Adaptation d’un des textes majeurs de Conrad, Au cœur des ténèbres par deux auteurs inspirés. Cœur de ténèbres se lit d’une traite dans une immersion totale, avec en prime, une réflexion sur l’horreur et cette capacité de l’homme à la rendre toujours possible…  

En mars 1793 la Convention décide d’une levée de 300 000 hommes pour lutter contre les armées européennes engagées contre la France de la Révolution. En Vendée le message passe mal. Les hommes préoccupés par d’autres desseins n’acceptent pas la levée et entrent en opposition armée avec le pouvoir central. Ce sont les débuts des guerres de Vendée. C’est dans ce contexte que le jeune lieutenant Varenne entre en scène. L’officier qui croit encore en l’homme espère être envoyé sur le Rhin pour fuir les boucheries dont il est un des acteurs malgré lui en Vendée. Il est appelé par le général Westermann pour une mission particulière : retrouver le colonel Scherb dont l’armée républicaine n’a plus de nouvelles et qui aurait, selon certaines rumeurs persistantes, détourné son escadron pour appliquer le principe de liberté entre les hommes. Le colonel, après la bataille de Savenay n’aurait pas rejoint ses lignes ni donné de nouvelles, allant jusqu’à tuer des armateurs nantais engagés dans la traîte négrière. Le colonel Scherb, dissident, qui aurait sombré dans la folie, serait à la tête d’une véritable armée et régnerait sur une enclave marécageuse d’où aucun opposant à sa vision ne serait revenu. Varenne et son compagnon Mohawk, Uncas, vont redescendre le fleuve qui les mènera jusqu’à l’entrée du royaume de Scherb, pour ramener sa tête au général Westermann… Le début d’une descente aux enfers.

A l’origine, le texte Au cœur des ténèbres de Conrad que Pécau décide d’adapter.
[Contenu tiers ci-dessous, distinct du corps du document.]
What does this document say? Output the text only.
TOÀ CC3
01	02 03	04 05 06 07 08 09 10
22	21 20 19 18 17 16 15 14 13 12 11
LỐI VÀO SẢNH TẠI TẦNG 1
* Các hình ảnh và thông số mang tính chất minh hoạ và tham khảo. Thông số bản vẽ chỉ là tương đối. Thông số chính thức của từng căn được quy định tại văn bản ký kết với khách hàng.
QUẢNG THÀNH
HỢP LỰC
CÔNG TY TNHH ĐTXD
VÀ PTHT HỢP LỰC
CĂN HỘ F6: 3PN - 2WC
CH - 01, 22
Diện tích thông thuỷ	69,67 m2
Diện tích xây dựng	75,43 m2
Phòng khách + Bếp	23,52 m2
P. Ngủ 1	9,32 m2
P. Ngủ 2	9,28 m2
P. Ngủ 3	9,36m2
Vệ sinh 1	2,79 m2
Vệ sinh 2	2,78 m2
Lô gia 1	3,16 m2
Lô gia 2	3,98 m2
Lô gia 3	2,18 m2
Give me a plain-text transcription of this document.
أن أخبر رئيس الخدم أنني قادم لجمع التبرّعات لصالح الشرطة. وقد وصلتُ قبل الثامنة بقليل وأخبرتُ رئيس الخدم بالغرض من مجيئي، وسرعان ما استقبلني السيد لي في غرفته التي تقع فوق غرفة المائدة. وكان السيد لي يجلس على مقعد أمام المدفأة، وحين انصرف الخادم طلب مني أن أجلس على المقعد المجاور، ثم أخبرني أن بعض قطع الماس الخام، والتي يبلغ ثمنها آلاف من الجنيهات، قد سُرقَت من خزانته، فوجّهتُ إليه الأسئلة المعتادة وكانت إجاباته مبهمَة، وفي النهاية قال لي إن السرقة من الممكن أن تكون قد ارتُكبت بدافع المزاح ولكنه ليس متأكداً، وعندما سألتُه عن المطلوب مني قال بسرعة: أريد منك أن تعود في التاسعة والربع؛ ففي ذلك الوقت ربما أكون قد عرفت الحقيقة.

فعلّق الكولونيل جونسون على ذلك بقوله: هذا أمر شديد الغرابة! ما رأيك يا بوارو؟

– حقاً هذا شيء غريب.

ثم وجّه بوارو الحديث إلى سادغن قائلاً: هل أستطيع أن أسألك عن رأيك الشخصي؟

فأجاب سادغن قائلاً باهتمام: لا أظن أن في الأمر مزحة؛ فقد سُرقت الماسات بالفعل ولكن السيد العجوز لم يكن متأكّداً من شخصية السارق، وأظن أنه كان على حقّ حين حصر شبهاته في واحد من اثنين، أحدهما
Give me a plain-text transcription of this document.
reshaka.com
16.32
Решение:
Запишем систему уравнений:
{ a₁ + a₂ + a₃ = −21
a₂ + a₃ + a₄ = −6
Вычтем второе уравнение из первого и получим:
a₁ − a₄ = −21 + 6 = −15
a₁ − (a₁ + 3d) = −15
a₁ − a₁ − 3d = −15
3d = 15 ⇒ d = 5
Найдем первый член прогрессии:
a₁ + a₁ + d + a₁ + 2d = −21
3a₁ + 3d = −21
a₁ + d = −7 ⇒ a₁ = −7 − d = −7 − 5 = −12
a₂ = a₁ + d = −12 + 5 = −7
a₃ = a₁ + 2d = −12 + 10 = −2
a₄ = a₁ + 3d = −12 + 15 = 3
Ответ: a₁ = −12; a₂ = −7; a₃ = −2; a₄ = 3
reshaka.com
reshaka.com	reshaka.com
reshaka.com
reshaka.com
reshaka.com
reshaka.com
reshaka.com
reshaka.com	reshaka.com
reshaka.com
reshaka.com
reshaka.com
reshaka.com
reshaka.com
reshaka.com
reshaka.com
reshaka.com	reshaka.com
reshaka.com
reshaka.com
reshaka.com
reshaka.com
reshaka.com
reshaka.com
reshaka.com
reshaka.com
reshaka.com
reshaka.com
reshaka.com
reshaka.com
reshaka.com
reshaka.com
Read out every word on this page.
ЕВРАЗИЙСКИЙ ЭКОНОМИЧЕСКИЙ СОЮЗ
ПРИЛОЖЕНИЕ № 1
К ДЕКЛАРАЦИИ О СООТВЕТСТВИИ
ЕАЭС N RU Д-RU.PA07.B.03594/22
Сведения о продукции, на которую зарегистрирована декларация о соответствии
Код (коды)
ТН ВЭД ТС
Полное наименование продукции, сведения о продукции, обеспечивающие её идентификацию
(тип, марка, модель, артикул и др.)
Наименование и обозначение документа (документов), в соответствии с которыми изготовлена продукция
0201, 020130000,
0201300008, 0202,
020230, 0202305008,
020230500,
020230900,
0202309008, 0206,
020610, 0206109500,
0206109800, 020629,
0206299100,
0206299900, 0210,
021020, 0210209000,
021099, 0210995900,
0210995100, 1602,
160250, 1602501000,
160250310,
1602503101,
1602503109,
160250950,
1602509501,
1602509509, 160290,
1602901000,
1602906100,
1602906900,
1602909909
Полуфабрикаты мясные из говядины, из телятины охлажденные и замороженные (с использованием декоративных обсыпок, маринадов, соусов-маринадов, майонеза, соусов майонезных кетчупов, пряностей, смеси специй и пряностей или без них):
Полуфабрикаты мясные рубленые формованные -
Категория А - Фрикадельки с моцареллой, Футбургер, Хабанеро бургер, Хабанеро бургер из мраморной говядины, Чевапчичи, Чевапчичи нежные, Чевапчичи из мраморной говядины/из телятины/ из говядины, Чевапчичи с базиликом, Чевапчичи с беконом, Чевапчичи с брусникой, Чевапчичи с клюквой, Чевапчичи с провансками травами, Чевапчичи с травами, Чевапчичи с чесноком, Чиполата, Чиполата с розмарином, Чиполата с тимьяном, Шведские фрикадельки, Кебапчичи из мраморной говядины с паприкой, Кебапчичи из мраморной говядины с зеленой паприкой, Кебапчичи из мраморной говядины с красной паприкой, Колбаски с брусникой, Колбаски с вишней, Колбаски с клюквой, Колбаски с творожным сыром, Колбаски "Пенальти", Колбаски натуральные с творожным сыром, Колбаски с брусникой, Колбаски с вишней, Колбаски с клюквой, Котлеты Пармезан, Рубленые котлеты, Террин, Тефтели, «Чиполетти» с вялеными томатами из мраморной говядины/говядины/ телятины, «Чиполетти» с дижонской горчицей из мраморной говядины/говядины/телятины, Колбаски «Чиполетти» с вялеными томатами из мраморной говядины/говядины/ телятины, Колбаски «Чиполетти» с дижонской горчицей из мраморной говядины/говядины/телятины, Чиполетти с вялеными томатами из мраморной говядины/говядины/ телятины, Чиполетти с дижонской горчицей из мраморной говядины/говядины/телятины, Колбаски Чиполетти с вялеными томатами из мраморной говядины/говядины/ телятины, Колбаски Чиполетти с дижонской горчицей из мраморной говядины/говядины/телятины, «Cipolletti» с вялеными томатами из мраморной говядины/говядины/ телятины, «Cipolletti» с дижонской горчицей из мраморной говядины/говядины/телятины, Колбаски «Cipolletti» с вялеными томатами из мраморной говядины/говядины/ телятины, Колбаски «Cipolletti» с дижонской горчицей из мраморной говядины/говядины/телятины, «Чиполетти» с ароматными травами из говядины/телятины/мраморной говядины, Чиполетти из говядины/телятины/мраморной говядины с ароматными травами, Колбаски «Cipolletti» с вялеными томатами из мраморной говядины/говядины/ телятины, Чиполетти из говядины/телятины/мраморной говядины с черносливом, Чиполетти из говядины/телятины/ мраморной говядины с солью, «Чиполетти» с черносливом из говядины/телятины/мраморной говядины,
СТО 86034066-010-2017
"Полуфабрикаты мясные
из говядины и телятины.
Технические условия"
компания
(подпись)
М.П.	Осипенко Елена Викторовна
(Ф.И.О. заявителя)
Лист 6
Ensuite un travail de fond pour s’approprier toute la force des mots de l’auteur polonais d’écriture anglaise et transposer le récit dans une autre époque et un autre cadre. Ajoutons une liberté laissée au dessin qui trouve ici, en la personne de Benjamin Bachelier le support de choix au récit, et nous entrons en possession d’un album qui mérite toute l’attention de son lecteur. Tout se lit dans les jeux de regards, les dits et les non-dits, cette ambiance pesante, chargée, qui place les hommes dans un contexte exceptionnel qu’ils ne maîtrisent pas, assujettis qu’ils sont aux ordres qui les dépassent. Le jeune Varenne et son compagnon de route se voient projetés dans une mission qu’ils ne peuvent cautionner mais dont ils devront s’acquitter malgré eux. Dans un territoire breton où l’Ankou n’est jamais loin, la légende de Scherb laisse planer bien des mystères. Un album d’une force d’attraction étrange, dont les dessins se font, au fil du récit, plus lâchés pour accompagner la divagation des hommes. Un livre qui mérite plusieurs lectures.